Fishing For Litter' encourages fishermen to bring ashore litter caught in their gear during fishing operations.
The scheme provides land based facilities for the safe disposal of the rubbish.
Newquay Harbour is the fourth port in the South West to sign up to the project which aims to remove 100 tonnes of rubbish from our seas by 2011.
Marine litter remains a major concern within the industry
The first Newquay based skipper to sign up to the scheme is Phil Trebilcock, who fishes the 'Loyal Partner'.
He says: "It feels good to be doing my bit for the environment and 'Fishing For Litter' makes it easier for me to do that. I would encourage other skippers to get involved.
"The scheme provides us with large sacks to collect rubbish we find at sea, all we have to do is bring it back to port. It makes good sense to me."
Sarah Crosbie, Project Coordinator for Fishing For Litter South West says: "Despite many initiatives to reduce marine litter, it remains one of the most significant problems affecting the marine environment on a worldwide scale.

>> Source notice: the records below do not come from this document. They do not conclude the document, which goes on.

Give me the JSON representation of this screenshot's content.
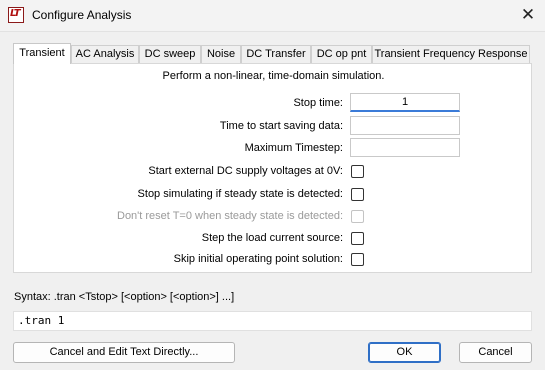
{
  "window": {
    "title": "Configure Analysis",
    "close_glyph": "✕",
    "app_icon_text": "LT"
  },
  "tabs": [
    {
      "label": "Transient",
      "active": true
    },
    {
      "label": "AC Analysis",
      "active": false
    },
    {
      "label": "DC sweep",
      "active": false
    },
    {
      "label": "Noise",
      "active": false
    },
    {
      "label": "DC Transfer",
      "active": false
    },
    {
      "label": "DC op pnt",
      "active": false
    },
    {
      "label": "Transient Frequency Response",
      "active": false
    }
  ],
  "transient": {
    "description": "Perform a non-linear, time-domain simulation.",
    "fields": [
      {
        "label": "Stop time:",
        "value": "1"
      },
      {
        "label": "Time to start saving data:",
        "value": ""
      },
      {
        "label": "Maximum Timestep:",
        "value": ""
      }
    ],
    "options": [
      {
        "label": "Start external DC supply voltages at 0V:",
        "checked": false,
        "enabled": true
      },
      {
        "label": "Stop simulating if steady state is detected:",
        "checked": false,
        "enabled": true
      },
      {
        "label": "Don't reset T=0 when steady state is detected:",
        "checked": false,
        "enabled": false
      },
      {
        "label": "Step the load current source:",
        "checked": false,
        "enabled": true
      },
      {
        "label": "Skip initial operating point solution:",
        "checked": false,
        "enabled": true
      }
    ]
  },
  "syntax": {
    "text": "Syntax:  .tran <Tstop> [<option> [<option>] ...]"
  },
  "command": {
    "value": ".tran 1"
  },
  "buttons": {
    "edit_directly": "Cancel and Edit Text Directly...",
    "ok": "OK",
    "cancel": "Cancel"
  },
  "colors": {
    "accent": "#2f6fc6",
    "disabled_text": "#9a9a9a"
  }
}
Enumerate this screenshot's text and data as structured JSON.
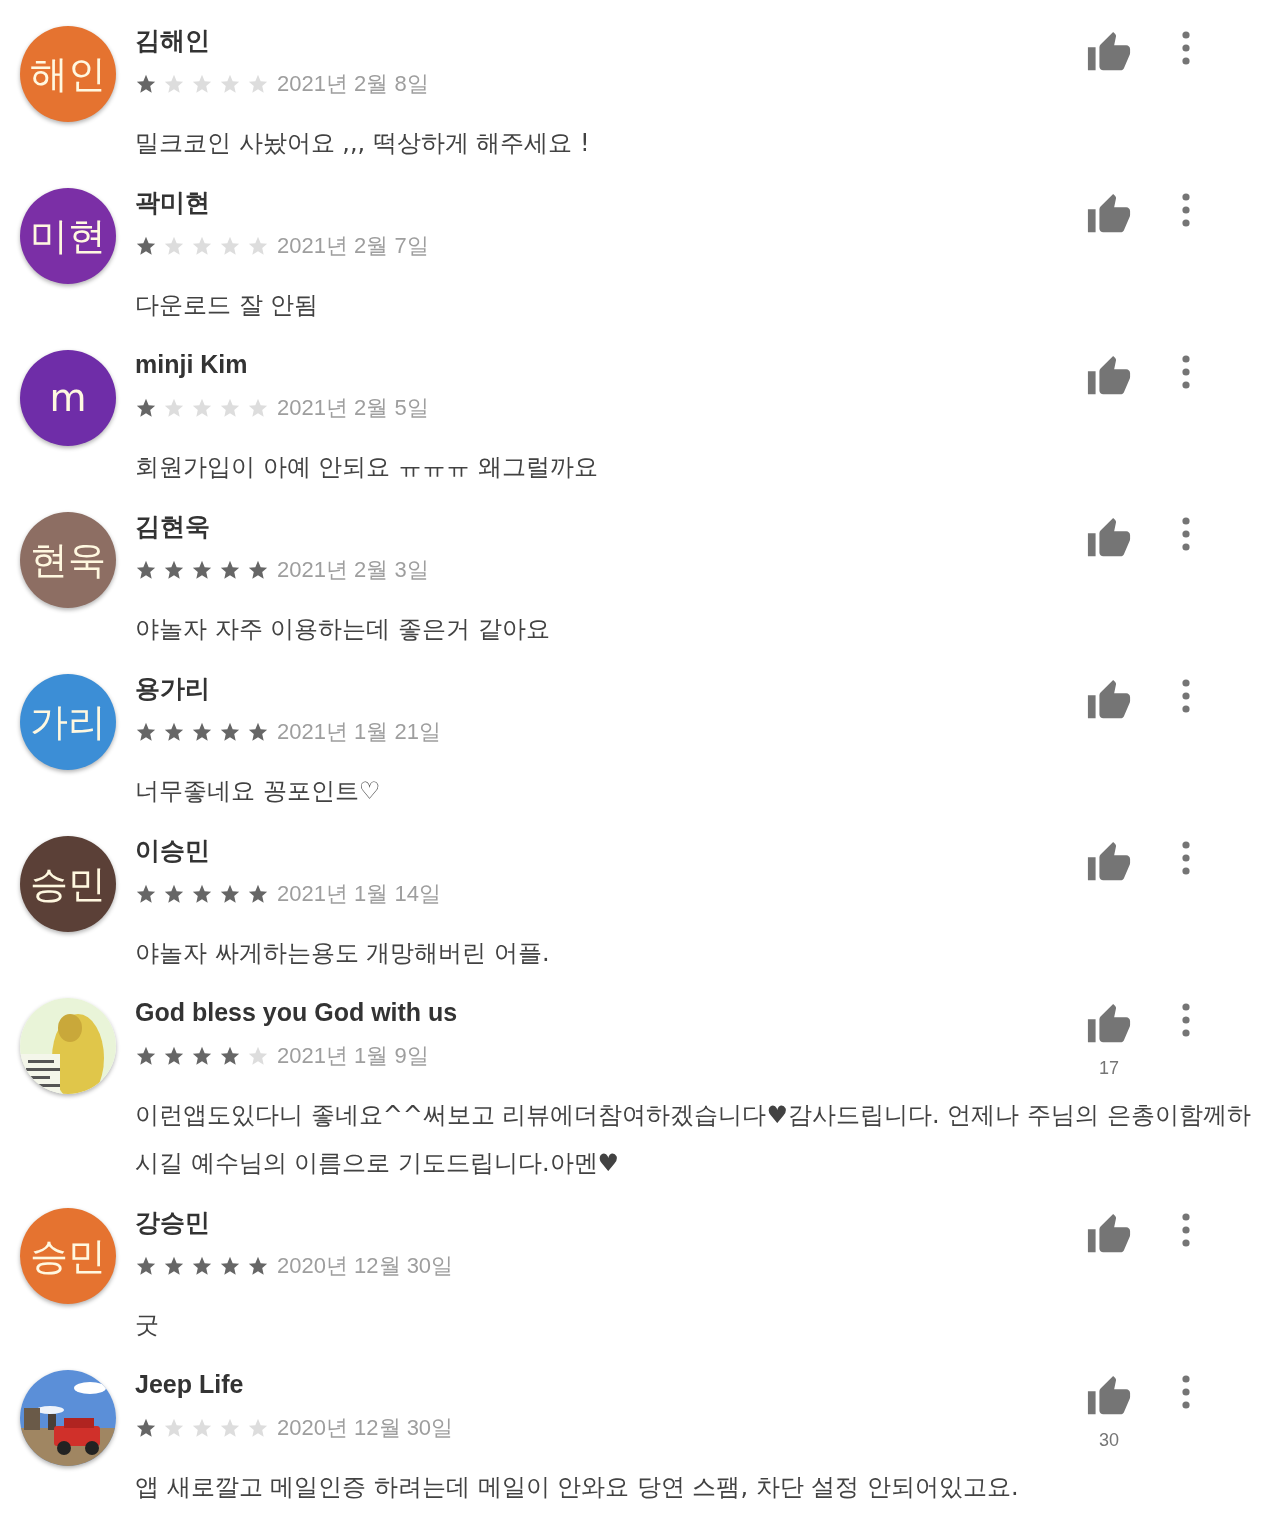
{
  "reviews": [
    {
      "avatar": {
        "kind": "initials",
        "text": "해인",
        "color": "#e57330"
      },
      "name": "김해인",
      "stars": 1,
      "date": "2021년 2월 8일",
      "body": "밀크코인 사놨어요 ,,, 떡상하게 해주세요 !"
    },
    {
      "avatar": {
        "kind": "initials",
        "text": "미현",
        "color": "#7b2fa6"
      },
      "name": "곽미현",
      "stars": 1,
      "date": "2021년 2월 7일",
      "body": "다운로드 잘 안됨"
    },
    {
      "avatar": {
        "kind": "initials",
        "text": "m",
        "color": "#6f2da8"
      },
      "name": "minji Kim",
      "stars": 1,
      "date": "2021년 2월 5일",
      "body": "회원가입이 아예 안되요 ㅠㅠㅠ 왜그럴까요"
    },
    {
      "avatar": {
        "kind": "initials",
        "text": "현욱",
        "color": "#8d6e63"
      },
      "name": "김현욱",
      "stars": 5,
      "date": "2021년 2월 3일",
      "body": "야놀자 자주 이용하는데 좋은거 같아요"
    },
    {
      "avatar": {
        "kind": "initials",
        "text": "가리",
        "color": "#3c8ed6"
      },
      "name": "용가리",
      "stars": 5,
      "date": "2021년 1월 21일",
      "body": "너무좋네요 꽁포인트♡"
    },
    {
      "avatar": {
        "kind": "initials",
        "text": "승민",
        "color": "#5b4037"
      },
      "name": "이승민",
      "stars": 5,
      "date": "2021년 1월 14일",
      "body": "야놀자 싸게하는용도 개망해버린 어플."
    },
    {
      "name": "God bless you God with us",
      "stars": 4,
      "date": "2021년 1월 9일",
      "likes": "17",
      "body": "이런앱도있다니 좋네요^^써보고 리뷰에더참여하겠습니다♥감사드립니다. 언제나 주님의 은총이함께하시길 예수님의 이름으로 기도드립니다.아멘♥"
    },
    {
      "avatar": {
        "kind": "initials",
        "text": "승민",
        "color": "#e57330"
      },
      "name": "강승민",
      "stars": 5,
      "date": "2020년 12월 30일",
      "body": "굿"
    },
    {
      "name": "Jeep Life",
      "stars": 1,
      "date": "2020년 12월 30일",
      "likes": "30",
      "body": "앱 새로깔고 메일인증 하려는데 메일이 안와요 당연 스팸, 차단 설정 안되어있고요."
    }
  ]
}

"This year's Beachwatch survey by the Marine Conservation Society (MCS) found 1849 items of litter, for every kilometre surveyed and 63% of it was plastic.
"Plastic litter has increased by an enormous 121% since Beachwatch started in 1994. The Fishing For Litter scheme aims to combat the problem by retrieving rubbish before it reaches our shores."
Fishing For Litter is funded by several organisations including The Marine and Fisheries Agency, The Environment Agency, Cornwall Council and The Cornish Fish Producers' Organisation. It is run by KIMO, an international organisation of local authorities working to tackle marine pollution and environmental issues.